NotionApps: Adaptability and Logic
NotionApps is designed for active usage. As your databases expand and your workflows become more complex, the priority shifts from raw speed to usability. You can adjust screens, add new views, and refine user flows without touching the underlying data. This makes it far easier to adapt when your operational requirements change.
The Reality of Maintenance
The maintenance burden differs significantly between the two. In a page-based setup, updates are content edits. In a system-based setup, updates involve logic, filters, and permissions. The tool you choose dictates how much friction you face when making these changes.

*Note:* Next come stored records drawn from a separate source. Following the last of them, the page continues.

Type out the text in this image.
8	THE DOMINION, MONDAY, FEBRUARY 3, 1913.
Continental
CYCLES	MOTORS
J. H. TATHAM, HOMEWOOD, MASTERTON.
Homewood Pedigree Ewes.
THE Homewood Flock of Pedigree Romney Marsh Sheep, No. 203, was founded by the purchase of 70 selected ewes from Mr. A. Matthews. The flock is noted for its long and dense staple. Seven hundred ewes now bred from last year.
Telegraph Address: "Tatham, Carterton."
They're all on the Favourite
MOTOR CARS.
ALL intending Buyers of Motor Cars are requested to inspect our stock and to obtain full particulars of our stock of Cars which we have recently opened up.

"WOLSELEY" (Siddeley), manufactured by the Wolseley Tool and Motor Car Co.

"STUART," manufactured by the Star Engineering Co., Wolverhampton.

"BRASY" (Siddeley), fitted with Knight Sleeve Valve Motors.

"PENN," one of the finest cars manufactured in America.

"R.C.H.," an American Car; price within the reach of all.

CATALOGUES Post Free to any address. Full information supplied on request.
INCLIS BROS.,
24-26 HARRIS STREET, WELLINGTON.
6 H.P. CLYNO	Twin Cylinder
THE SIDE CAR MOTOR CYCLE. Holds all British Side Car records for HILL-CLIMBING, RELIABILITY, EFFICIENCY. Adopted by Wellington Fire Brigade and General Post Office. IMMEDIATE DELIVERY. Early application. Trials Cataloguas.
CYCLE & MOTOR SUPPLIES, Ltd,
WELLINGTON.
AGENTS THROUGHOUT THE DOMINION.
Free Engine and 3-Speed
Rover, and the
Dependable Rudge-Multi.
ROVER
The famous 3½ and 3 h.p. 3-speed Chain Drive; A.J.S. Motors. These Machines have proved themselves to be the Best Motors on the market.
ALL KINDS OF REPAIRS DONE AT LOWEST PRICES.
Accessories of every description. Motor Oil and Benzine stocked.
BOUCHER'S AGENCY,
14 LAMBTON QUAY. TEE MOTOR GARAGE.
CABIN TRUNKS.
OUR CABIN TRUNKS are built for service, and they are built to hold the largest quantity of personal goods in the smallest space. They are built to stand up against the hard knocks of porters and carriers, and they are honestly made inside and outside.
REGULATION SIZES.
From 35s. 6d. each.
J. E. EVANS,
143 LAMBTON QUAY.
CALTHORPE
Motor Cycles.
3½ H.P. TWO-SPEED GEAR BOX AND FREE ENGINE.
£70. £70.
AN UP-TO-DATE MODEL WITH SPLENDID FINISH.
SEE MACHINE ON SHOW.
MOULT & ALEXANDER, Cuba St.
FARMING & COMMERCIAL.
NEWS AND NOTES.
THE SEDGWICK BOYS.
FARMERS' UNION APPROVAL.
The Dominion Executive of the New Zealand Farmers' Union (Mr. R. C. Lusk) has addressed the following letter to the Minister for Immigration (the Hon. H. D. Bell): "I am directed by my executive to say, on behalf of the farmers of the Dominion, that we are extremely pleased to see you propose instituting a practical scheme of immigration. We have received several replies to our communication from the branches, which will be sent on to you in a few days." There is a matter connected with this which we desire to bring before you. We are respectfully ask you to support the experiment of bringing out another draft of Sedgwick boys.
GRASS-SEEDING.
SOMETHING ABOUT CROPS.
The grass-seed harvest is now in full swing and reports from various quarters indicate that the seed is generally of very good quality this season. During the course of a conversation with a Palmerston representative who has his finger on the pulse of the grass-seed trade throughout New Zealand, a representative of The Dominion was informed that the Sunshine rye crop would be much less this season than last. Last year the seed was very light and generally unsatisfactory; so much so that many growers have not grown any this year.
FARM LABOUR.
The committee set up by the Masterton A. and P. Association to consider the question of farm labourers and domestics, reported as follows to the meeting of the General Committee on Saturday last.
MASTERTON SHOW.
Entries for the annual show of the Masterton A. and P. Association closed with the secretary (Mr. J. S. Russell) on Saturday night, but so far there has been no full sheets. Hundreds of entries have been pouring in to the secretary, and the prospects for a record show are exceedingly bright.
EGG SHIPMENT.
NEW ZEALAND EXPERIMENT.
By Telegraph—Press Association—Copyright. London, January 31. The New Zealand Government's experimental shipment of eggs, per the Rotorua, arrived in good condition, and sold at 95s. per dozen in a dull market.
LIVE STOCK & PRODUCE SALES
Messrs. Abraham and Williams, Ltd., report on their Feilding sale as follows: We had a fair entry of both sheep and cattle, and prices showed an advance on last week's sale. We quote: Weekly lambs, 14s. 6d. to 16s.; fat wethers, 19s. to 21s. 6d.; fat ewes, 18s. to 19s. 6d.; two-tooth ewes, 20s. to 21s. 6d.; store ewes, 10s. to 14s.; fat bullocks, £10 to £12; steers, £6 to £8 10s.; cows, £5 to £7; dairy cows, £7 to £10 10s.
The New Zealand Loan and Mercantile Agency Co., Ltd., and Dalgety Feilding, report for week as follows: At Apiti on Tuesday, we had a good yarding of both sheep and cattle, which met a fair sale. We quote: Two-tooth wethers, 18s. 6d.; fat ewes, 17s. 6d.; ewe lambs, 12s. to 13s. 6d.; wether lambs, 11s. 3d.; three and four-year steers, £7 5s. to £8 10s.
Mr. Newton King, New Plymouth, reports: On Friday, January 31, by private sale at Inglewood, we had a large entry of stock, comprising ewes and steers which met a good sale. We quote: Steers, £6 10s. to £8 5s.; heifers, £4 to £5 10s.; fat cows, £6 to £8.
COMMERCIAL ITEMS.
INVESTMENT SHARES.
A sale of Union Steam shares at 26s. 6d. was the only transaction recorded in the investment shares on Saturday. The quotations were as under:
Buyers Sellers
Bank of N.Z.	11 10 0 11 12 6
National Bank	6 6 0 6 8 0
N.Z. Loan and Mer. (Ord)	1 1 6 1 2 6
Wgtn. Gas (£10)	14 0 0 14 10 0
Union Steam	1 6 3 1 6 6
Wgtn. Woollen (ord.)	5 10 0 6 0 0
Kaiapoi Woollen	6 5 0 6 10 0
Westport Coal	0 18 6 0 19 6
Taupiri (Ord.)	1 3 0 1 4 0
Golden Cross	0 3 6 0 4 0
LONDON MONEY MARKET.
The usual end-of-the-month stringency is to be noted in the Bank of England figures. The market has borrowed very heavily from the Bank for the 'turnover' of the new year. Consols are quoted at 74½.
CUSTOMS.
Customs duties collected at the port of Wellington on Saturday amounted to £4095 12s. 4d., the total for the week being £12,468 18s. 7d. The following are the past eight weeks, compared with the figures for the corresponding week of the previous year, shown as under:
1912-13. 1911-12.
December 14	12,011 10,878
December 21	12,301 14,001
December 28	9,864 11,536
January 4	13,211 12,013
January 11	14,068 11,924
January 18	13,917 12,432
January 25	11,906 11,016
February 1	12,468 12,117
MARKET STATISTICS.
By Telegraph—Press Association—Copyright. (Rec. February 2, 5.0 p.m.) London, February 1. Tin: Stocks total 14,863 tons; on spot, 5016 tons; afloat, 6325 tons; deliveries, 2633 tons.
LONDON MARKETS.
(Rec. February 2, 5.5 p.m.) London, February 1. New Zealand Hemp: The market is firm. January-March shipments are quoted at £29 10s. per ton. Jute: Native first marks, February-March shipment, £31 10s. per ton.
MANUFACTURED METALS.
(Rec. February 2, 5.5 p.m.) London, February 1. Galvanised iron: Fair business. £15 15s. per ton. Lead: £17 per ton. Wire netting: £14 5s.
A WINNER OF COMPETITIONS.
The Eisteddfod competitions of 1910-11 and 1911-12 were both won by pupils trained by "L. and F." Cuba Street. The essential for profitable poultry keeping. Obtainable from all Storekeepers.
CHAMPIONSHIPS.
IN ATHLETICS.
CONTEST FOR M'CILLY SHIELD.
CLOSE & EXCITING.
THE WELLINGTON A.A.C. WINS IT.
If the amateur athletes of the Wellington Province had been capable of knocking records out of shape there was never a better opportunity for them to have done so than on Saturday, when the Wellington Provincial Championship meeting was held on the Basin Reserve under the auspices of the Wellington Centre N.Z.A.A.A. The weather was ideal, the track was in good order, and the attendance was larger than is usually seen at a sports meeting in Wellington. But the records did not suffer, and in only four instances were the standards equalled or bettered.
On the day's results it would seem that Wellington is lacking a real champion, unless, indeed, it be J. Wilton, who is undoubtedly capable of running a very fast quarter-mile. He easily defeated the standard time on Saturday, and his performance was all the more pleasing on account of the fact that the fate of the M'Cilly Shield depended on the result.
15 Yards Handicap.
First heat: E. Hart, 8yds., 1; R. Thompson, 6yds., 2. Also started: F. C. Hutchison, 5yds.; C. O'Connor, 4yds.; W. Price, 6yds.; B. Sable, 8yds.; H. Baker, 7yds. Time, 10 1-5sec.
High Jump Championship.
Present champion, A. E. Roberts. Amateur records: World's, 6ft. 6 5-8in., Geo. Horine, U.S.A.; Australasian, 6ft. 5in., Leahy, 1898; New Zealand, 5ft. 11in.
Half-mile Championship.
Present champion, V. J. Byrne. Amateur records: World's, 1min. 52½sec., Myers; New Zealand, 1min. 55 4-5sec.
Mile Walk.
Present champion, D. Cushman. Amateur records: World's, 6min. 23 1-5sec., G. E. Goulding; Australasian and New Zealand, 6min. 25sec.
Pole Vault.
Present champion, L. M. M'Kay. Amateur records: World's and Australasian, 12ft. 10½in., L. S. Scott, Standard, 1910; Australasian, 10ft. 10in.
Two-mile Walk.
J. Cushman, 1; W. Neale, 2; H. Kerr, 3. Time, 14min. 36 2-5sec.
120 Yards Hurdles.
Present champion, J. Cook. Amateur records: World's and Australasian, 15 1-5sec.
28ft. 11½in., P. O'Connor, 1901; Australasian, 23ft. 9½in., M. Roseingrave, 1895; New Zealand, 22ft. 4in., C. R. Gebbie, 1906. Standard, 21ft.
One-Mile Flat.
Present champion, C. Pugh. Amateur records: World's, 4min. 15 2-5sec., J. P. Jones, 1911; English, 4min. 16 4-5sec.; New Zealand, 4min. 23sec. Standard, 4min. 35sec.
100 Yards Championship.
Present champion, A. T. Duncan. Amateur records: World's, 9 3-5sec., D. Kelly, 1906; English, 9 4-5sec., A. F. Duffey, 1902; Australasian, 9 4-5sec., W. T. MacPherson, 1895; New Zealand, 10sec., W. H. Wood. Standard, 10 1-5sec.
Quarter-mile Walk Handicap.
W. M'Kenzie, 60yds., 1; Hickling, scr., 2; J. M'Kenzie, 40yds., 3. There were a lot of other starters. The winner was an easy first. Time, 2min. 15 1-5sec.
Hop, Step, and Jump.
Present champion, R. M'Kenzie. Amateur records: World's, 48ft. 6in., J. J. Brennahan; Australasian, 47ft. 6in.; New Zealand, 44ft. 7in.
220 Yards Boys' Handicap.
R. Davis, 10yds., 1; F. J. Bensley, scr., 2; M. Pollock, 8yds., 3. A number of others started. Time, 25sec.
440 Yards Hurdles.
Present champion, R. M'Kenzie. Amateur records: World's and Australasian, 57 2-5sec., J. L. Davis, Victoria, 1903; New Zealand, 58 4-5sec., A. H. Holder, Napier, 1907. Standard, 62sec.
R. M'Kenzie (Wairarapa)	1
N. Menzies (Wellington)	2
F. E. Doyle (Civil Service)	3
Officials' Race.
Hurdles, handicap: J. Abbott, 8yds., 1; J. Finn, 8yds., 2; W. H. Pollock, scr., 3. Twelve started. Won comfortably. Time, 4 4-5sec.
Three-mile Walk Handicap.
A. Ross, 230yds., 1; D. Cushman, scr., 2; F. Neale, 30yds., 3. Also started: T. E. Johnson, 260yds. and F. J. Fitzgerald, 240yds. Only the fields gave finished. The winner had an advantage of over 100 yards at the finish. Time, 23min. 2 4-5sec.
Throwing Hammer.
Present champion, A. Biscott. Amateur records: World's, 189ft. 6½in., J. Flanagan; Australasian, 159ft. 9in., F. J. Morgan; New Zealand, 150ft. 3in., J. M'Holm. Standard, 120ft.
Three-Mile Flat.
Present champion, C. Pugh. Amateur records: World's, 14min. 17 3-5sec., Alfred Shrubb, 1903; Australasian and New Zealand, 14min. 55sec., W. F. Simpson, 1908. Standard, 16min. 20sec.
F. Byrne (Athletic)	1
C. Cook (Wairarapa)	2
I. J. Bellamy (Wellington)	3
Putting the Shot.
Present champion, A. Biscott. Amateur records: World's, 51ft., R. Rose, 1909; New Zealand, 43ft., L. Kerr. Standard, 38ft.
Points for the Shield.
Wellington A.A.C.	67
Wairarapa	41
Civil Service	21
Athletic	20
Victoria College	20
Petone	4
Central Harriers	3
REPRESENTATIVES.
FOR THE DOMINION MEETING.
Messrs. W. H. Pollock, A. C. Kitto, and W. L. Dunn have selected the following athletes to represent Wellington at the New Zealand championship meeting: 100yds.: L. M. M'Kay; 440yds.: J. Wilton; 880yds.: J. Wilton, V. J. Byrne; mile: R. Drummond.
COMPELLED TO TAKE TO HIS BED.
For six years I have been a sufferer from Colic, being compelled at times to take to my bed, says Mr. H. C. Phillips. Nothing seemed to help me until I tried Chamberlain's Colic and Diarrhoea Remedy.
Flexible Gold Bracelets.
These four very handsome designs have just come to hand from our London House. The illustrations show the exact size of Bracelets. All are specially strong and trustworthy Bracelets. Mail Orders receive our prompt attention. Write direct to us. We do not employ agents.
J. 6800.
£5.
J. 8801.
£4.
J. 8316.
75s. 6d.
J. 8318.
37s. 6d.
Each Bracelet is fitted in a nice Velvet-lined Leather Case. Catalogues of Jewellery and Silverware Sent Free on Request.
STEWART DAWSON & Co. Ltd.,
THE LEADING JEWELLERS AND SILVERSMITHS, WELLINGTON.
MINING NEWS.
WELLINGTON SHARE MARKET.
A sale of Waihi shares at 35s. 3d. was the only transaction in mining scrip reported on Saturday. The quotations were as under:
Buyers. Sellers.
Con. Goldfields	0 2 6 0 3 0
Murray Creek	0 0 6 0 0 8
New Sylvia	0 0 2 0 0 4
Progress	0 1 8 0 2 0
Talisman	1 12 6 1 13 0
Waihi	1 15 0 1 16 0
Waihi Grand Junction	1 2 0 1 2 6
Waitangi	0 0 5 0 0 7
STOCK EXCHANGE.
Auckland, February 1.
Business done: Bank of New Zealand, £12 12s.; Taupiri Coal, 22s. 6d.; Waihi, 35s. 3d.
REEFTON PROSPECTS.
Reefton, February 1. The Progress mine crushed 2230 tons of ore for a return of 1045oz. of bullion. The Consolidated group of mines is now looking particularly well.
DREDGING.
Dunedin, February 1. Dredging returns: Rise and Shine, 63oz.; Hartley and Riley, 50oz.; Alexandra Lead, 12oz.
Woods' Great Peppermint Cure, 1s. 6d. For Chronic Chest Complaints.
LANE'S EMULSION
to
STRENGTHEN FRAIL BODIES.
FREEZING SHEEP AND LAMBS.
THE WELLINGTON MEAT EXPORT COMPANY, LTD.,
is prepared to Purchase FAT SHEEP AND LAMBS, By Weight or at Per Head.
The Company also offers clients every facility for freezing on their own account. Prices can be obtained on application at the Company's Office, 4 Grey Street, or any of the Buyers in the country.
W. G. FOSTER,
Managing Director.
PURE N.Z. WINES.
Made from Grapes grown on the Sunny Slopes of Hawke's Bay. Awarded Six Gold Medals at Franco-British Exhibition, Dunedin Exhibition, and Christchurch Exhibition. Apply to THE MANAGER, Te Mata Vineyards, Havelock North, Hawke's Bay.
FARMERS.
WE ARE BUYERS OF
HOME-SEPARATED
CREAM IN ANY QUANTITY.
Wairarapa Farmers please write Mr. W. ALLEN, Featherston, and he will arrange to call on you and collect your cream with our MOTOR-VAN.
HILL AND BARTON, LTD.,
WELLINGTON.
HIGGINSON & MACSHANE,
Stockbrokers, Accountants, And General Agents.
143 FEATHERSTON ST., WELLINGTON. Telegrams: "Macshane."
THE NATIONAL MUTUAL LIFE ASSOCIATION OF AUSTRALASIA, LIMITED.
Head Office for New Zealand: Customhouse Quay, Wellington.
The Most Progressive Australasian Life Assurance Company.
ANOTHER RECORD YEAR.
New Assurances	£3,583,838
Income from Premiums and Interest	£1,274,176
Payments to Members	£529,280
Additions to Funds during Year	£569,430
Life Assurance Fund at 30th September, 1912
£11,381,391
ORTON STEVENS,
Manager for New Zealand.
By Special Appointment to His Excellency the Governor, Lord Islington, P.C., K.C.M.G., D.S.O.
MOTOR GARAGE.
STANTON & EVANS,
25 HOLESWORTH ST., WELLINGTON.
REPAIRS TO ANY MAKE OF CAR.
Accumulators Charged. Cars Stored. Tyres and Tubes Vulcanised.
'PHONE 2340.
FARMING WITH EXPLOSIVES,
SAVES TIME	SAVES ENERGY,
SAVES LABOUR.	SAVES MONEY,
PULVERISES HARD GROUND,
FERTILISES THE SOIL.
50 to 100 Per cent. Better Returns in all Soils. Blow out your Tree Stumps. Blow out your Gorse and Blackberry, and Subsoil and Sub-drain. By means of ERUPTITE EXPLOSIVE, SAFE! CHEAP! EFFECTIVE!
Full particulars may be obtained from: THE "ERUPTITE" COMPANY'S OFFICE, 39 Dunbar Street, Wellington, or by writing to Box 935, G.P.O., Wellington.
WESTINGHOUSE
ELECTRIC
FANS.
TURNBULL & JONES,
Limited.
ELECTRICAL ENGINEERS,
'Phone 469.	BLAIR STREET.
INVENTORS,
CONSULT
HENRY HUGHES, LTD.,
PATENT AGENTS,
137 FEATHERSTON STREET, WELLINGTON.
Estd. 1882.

As you scale, the most important metric is adaptability. When a system begins serving multiple users and roles, the ability to evolve without tearing everything down is the difference between a tool that supports your business and one that slows it down.
Final Thoughts: Choosing the Right Tool for Your Goal
Both NotionApps and Super.so extend Notion effectively. However, they are tools for fundamentally different jobs.
If your goal is to publish content, such as blogs, documentation, or marketing sites, the page-first approach is the correct choice. It is optimized for reading. It works best when your users are there to consume information.
However, when Notion serves as the engine for your workflows, the requirements change. If users need to filter data, update records, or manage tasks, a website is not enough. You need an interface designed for action. In this context, navigation and clarity matter far more than just presentation.
This is where the distinction is sharpest. One approach displays content. The other powers interaction.
The decision does not need to be complex. It comes down to a single question. Is your Notion setup meant to be read, or is it meant to be used? Once you answer that, the right choice becomes obvious.